I think the one thing that changed my life the most was meeting the husband unit. In some ways that is way more sappy sounding then it really is, but it is true all the same.

See you have to understand something about me. I have not always been this cool, awesome, perfect human being. (Yea, don’t worry, I couldn’t even type that without laughing, so I’ll wait for you to stop laughing. )

Ok so is everyone back and able to keep a straight face again?

So, like I WAS saying…I haven’t always been the person I am now. I was a horrible child to my parents through out middle school, and even tamed down some in high school. (Ok Ariel, Kecia, Amanda, Jennifer and Konrad … I can hear you laughing from here!) I can honestly say that if it were not for my Mom and Dad doing what great parents do, who knows where I would be right now.
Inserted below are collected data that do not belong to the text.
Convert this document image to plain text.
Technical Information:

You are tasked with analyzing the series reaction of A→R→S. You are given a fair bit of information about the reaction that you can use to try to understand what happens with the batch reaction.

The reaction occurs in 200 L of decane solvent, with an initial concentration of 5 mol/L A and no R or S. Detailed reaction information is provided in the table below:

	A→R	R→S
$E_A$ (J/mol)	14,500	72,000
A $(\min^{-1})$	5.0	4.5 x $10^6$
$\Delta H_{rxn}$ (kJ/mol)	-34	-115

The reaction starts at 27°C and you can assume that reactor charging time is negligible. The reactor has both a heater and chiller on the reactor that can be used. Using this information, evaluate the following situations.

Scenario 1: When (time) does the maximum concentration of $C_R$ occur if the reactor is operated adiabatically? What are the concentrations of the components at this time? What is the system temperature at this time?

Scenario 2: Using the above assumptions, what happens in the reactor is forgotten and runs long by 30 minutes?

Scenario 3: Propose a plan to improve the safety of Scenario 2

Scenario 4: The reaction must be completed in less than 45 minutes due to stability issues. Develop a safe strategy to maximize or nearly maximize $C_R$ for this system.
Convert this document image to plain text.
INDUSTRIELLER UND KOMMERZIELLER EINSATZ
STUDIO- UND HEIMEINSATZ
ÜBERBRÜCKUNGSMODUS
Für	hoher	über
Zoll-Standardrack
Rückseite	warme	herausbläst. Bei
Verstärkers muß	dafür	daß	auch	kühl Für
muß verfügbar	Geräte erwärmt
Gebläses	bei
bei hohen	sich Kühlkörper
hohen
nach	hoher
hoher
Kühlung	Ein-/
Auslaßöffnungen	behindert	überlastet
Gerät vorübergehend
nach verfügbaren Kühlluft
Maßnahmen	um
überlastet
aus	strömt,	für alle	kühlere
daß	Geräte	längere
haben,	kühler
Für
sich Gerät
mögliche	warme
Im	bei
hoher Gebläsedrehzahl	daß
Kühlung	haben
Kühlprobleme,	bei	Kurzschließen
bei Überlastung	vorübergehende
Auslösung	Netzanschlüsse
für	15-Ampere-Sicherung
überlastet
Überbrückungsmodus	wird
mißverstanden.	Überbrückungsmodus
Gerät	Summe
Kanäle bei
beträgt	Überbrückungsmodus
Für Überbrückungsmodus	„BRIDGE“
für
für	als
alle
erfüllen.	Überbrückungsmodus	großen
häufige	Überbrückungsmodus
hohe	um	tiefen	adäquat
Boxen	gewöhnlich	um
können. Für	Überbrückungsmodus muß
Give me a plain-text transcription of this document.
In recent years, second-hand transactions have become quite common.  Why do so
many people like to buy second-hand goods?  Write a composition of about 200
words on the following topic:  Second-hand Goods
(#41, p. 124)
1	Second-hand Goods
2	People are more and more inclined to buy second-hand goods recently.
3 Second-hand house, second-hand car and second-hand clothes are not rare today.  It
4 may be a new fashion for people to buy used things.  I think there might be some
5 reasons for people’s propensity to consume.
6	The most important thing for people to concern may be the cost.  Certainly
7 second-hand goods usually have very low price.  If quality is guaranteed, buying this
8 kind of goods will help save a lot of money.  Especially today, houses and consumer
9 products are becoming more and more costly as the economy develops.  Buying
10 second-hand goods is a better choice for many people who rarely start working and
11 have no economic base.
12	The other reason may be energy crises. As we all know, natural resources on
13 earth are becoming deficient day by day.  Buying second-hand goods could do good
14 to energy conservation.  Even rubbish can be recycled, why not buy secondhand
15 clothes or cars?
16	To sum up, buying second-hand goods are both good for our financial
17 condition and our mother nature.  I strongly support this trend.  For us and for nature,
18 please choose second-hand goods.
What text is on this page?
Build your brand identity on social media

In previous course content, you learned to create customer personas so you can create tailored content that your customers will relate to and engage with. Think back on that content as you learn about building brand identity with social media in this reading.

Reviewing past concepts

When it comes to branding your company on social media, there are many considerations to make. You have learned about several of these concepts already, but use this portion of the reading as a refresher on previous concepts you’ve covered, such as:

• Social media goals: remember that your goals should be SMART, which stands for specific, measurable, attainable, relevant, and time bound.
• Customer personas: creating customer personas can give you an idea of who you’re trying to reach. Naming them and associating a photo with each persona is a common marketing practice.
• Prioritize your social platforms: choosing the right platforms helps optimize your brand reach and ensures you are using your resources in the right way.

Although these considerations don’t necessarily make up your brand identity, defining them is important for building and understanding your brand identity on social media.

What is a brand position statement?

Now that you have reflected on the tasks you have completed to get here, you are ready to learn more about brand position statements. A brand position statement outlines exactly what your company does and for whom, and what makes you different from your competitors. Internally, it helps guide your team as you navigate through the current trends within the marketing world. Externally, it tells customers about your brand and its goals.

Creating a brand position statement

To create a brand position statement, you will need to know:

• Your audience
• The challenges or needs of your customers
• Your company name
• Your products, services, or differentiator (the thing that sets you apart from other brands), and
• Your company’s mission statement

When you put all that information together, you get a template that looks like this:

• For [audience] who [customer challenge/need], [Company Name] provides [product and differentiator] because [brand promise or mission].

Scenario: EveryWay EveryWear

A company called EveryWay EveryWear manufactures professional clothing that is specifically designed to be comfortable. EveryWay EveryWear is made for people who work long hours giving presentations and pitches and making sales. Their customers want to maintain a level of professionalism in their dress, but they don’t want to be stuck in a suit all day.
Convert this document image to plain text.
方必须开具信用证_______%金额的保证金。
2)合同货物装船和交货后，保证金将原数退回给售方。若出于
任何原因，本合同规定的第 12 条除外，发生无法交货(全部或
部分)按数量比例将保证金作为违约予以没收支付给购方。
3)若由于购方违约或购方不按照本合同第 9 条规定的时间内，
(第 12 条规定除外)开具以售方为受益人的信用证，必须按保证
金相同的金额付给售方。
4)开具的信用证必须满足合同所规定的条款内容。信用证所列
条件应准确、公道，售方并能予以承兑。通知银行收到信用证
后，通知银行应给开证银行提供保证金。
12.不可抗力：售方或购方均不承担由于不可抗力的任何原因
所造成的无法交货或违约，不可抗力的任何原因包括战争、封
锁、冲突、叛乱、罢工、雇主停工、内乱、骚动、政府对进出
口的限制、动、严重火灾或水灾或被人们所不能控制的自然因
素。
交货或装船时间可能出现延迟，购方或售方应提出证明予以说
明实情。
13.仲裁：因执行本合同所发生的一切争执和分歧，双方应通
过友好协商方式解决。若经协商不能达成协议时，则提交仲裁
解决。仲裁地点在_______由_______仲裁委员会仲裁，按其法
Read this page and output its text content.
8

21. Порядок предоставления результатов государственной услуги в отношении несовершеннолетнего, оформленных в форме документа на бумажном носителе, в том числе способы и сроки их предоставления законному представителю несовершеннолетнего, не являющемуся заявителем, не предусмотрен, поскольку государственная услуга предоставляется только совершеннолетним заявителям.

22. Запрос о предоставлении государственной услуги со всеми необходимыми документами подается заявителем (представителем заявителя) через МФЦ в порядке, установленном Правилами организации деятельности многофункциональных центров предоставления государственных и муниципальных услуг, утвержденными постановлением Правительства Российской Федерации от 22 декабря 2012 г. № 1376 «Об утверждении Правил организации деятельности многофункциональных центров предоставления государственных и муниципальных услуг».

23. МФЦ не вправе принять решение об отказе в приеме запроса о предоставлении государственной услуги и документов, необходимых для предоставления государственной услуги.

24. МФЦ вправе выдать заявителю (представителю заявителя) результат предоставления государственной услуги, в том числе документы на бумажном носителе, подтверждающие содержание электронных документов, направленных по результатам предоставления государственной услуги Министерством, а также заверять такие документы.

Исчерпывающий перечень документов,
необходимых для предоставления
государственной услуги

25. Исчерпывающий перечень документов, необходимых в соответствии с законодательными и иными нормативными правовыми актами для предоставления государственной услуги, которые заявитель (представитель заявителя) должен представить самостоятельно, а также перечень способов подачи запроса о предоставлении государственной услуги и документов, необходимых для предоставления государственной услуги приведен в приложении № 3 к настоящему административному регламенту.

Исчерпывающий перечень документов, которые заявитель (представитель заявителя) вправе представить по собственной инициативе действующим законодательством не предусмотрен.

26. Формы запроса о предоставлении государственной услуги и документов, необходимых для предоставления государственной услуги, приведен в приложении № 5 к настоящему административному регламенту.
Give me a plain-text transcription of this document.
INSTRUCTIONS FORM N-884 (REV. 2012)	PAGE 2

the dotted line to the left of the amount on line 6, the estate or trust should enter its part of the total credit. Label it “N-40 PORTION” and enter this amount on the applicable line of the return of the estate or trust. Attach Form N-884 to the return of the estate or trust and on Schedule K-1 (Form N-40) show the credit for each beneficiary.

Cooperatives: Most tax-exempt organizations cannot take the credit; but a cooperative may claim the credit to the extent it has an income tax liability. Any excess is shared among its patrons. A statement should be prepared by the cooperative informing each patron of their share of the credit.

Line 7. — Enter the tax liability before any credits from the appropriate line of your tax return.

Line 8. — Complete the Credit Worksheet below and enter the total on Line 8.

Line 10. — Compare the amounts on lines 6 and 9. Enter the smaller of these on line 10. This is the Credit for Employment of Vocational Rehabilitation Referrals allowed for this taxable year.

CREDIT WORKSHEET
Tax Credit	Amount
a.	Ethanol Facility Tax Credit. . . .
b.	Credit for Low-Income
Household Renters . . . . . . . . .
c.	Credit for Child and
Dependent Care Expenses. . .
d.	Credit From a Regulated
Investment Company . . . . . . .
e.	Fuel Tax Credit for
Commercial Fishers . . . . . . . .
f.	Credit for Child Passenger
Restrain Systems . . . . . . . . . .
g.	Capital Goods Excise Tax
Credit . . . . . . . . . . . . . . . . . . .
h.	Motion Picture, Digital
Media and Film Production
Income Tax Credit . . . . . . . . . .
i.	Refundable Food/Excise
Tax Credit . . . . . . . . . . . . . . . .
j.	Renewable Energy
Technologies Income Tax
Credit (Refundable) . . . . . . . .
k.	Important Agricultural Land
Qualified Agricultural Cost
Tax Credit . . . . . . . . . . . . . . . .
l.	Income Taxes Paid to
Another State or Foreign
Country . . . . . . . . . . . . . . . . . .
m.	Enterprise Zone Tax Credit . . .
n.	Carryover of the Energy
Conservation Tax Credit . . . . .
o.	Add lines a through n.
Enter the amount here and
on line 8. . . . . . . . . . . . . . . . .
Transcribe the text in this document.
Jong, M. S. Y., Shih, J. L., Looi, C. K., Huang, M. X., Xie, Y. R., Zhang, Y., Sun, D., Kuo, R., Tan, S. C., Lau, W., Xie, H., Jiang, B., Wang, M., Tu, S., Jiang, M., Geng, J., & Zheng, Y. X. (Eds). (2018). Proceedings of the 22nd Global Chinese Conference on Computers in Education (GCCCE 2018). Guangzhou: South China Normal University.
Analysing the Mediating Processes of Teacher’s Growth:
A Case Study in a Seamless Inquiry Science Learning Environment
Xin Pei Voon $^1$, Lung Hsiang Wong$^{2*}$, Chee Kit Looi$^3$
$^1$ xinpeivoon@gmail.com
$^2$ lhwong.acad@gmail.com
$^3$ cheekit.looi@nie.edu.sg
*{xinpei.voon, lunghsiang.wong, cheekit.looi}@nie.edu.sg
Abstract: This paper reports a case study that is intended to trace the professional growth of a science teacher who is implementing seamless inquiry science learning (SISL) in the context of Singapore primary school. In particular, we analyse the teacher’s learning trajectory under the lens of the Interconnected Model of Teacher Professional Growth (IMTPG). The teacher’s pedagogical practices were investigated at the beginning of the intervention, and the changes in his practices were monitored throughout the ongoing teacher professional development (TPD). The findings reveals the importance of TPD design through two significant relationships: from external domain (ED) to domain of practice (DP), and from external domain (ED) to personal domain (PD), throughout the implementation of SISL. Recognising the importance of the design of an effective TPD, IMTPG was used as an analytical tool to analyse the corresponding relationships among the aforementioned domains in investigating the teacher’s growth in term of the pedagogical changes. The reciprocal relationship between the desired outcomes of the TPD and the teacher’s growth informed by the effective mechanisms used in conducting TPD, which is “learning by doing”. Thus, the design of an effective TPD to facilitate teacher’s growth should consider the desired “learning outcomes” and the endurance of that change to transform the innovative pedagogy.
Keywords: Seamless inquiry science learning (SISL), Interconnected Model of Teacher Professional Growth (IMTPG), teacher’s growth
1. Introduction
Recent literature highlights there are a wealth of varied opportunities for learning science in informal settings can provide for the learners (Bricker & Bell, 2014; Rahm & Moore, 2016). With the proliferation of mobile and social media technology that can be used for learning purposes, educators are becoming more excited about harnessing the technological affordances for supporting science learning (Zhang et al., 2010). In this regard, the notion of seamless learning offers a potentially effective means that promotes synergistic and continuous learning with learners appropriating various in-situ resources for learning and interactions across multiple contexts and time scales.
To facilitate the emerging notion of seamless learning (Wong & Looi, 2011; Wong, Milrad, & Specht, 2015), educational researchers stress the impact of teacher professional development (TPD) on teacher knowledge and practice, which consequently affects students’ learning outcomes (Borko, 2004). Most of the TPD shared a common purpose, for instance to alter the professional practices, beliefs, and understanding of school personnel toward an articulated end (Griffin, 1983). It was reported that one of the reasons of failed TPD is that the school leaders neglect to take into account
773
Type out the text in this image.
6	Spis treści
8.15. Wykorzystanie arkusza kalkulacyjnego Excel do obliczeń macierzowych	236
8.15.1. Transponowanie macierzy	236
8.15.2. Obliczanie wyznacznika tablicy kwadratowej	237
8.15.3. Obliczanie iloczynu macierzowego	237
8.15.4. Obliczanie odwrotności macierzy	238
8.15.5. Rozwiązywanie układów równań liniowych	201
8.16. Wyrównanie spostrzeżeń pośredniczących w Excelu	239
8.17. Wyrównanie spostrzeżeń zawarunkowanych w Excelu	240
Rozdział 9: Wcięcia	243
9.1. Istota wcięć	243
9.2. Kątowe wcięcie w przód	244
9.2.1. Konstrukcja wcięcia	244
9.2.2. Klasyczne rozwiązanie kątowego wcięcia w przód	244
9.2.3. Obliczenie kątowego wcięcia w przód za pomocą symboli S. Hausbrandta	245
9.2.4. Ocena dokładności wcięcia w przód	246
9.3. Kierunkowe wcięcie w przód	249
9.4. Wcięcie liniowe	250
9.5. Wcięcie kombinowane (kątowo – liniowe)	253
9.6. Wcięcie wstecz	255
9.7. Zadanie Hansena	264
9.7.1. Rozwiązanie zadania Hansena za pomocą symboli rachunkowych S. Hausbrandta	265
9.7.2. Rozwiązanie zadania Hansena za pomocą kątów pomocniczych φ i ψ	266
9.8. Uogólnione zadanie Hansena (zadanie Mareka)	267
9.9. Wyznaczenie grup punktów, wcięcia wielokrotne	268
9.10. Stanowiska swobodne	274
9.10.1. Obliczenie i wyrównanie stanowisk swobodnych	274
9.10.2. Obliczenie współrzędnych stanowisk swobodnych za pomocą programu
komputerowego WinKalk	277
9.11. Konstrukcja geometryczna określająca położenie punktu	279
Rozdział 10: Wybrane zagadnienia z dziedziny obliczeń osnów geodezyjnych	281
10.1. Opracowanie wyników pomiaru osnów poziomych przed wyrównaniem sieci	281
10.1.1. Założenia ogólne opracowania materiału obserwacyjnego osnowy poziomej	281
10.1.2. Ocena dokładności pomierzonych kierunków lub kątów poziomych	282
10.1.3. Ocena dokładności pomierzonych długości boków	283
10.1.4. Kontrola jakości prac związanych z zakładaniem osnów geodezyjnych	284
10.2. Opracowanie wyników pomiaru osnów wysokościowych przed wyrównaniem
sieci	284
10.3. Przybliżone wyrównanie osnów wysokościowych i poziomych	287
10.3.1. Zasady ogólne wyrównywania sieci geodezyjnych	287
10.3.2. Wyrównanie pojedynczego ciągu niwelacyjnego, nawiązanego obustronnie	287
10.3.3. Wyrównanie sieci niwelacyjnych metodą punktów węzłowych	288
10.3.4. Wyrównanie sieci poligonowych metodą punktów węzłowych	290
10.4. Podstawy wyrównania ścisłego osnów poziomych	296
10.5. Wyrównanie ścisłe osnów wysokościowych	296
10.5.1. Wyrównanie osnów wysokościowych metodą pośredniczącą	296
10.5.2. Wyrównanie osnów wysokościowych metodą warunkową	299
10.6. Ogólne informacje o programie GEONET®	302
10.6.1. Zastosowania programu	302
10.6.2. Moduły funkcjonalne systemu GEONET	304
How bad was it? My Mom was on a first name… yes first name basis with the Principal of the school kind of bad. He would call and my Mom would just say “Oh God Rob, what did she do now?” I spent every lunch of my 6th grade year in detention, and just when I had paid them all off, I flipped off the teacher as I walked out of English. Yup, that started another round of detentions.

homer-doh

Then throughout high school and after, while I wasn’t doing the things to the extreme I did when I was in middle school, I was a kid and my friends and I had lots of fun. I loved to party, stay out all night, you know, be a teenager/ older teen (because let’s face it, even in my early 20’s I wasn’t an adult) and try to find my way in life.

Then in 1999 there was this guy who transferred from another state and became my manager. He was older, handsome, totally my type. ( I’ve always had a thing for older guys. All but one of my serious relationships, even in high school, involved a guy who was at least 2 years older than me. ) Well being the “rebel” I was, we started dating, and before long I was quitting that job because we were going to have a life together.

The running “joke” in my family is that I killed the old Kimberly when we got together and you will never find the body. Never. Ever. She is long dead and people seem to like the Kimberly that is in their lives now. Yes, I’m quirky, weird, strange, and yea… did I mention weird? People tend to like this version of me. To be honest, since I started taking care of myself I do to. You will never find the old Kimberly for she is dead. D. E. D. Dead. There was something about that man I met in 1999 that changed me for all the better.

He was everything I needed and still is to this day. So in essence, he made all that red ink disappear for me.

( Yea, ok. So the story ended up being just as sappy as it sounded. )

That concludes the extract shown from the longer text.